Since the robot’s introduction, academic medical centers (university hospitals) train their surgical residents almost exclusively in its use. Gone or going are the more traditional methods. Unless patient expectations change or expanded competition is permitted, this will ensure that the manufacturer sees a large revenue stream for decades to come.
The result: This device will drive up health care costs significantly in the future, while clinical outcomes remain relatively unchanged.
Minimally Different Drugs Launched At Maximum Prices
Even when a new product is essentially the same as an old one, manufacturers use their patent protections and market control to drive up revenues. A great example is an injectable drug for a medical problem called “wet macular degeneration.”
Manufactured by Genentech, Avastin is an FDA-approved drug for cancer treatment. It slows the growth of new blood vessels that feed a tumor.
A while back, a thoughtful group of ophthalmologists recognized that if this drug could limit blood-vessel proliferation to stop tumor growth, it might also be useful in slowing the overgrowth of blood vessels inside the back of the eye – the cause of wet macular degeneration.
These physicians tried injecting a very small dose of Avastin at about $60 per treatment with excellent clinical results.
But here’s where it gets interesting. Genentech recognized the same opportunity at about the same time. And instead of recommending Avastin as an effective treatment, Genentech created Lucentis, a new drug with a biologically active component identical to Avastin.
Once Genentech received FDA approval, it priced Lucentis at $2,300 a dose, never showing that it was superior to Avastin at $60 a treatment.
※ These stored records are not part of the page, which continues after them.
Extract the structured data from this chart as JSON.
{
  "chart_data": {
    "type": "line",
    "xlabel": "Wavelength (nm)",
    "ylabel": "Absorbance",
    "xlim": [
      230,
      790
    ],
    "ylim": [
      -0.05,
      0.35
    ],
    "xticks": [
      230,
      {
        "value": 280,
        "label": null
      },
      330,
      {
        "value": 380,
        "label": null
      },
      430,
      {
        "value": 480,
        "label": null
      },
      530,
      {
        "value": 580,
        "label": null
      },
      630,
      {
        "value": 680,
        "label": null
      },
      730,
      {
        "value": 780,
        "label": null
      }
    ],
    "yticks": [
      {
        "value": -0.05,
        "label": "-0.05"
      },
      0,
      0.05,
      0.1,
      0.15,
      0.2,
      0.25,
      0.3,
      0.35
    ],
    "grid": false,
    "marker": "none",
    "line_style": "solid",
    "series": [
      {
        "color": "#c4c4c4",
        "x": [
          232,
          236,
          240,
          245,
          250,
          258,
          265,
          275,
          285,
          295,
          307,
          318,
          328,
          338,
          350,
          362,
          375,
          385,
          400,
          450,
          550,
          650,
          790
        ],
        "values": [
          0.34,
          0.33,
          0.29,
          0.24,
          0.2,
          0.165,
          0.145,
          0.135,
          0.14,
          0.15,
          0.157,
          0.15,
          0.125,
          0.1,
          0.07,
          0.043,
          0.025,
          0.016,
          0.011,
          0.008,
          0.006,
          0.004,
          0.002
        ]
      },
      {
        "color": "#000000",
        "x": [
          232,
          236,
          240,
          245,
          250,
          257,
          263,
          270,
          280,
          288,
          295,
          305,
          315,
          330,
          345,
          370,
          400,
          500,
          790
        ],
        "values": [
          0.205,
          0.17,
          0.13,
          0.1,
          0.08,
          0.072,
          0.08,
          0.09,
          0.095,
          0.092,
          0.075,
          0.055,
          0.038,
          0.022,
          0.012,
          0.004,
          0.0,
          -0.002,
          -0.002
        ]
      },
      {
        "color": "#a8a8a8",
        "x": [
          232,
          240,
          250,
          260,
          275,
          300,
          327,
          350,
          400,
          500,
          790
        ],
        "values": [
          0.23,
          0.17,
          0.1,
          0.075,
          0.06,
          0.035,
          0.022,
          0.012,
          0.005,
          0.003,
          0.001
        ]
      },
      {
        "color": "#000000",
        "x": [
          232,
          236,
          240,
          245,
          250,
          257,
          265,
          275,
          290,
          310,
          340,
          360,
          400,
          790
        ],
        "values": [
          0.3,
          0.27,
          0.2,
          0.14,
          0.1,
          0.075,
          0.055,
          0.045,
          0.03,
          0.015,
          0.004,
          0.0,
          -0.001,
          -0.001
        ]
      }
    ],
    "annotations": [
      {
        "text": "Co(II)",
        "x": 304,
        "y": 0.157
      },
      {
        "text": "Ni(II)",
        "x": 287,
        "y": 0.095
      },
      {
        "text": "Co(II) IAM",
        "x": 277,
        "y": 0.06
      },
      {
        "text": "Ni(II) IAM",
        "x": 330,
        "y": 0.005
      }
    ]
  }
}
Ophthalmologists across the country were outraged. Adding insult to injury, Genentech tried to embargo sales of Avastin for non-oncology practices. Not surprisingly, when the National Eye Institute tested Lucentis against Avastin, it found essentially no difference for a drug priced 40 times higher.
Change Is Possible, Not Easy
There are legitimate reasons why some drugs and devices are very expensive. But it’s common for manufacturers to hike up prices even when the magnitude of improvement is minimal.
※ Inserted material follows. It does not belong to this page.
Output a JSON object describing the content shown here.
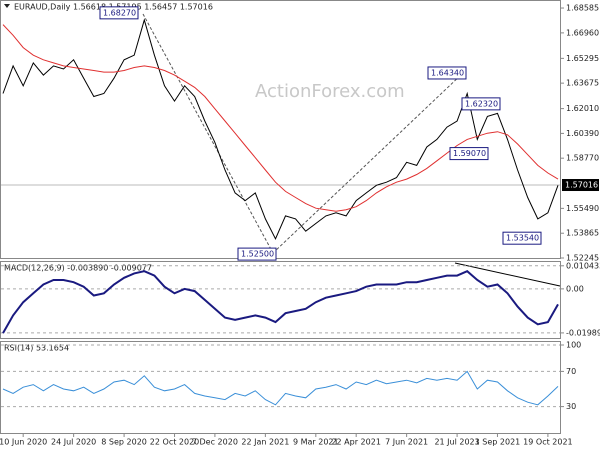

If we’re serious as a nation about making health care more affordable while increasing quality outcomes, we’ll need to rein in these practices.
We can begin by demanding that drug companies disclose the true cost of development as part of the FDA approval process. Regulatory agencies could then use that information to evaluate the appropriateness of the price.
The FDA could also require all new agents and devices to be tested against existing approaches so that pricing and incremental value can be measured. Finally, we can make all of this information available and transparent to patients, so they can make the best decisions for themselves.
Health Care Is Different From Retail, Needs To Be Treated As Such
Outside of health care, people can choose whether to pay inflated prices for a patent-protected technology or minimally better products. But patients don’t have that same choice – at least not without facing potentially serious health consequences.
No doubt, patent protection for drugs and devices needs to protect the company and the investments it has made. But their economic gain must be balanced against a certain level of social responsibility. Unfortunately, that balance doesn’t exist today and change will be hard to accomplish in this current political environment.
Elected officials receive large campaign contributions from “Big Pharma,” preventing legislative change. Hospitals hype new technologies to attract more patients, even when the benefit is marginal and cost is exceedingly high. And at the first sign of resistance, drug companies spend millions on direct-to-patient advertising while continuing to wine and dine doctors (even with the implementation of the Sunshine Act, which is designed to prevent these practices).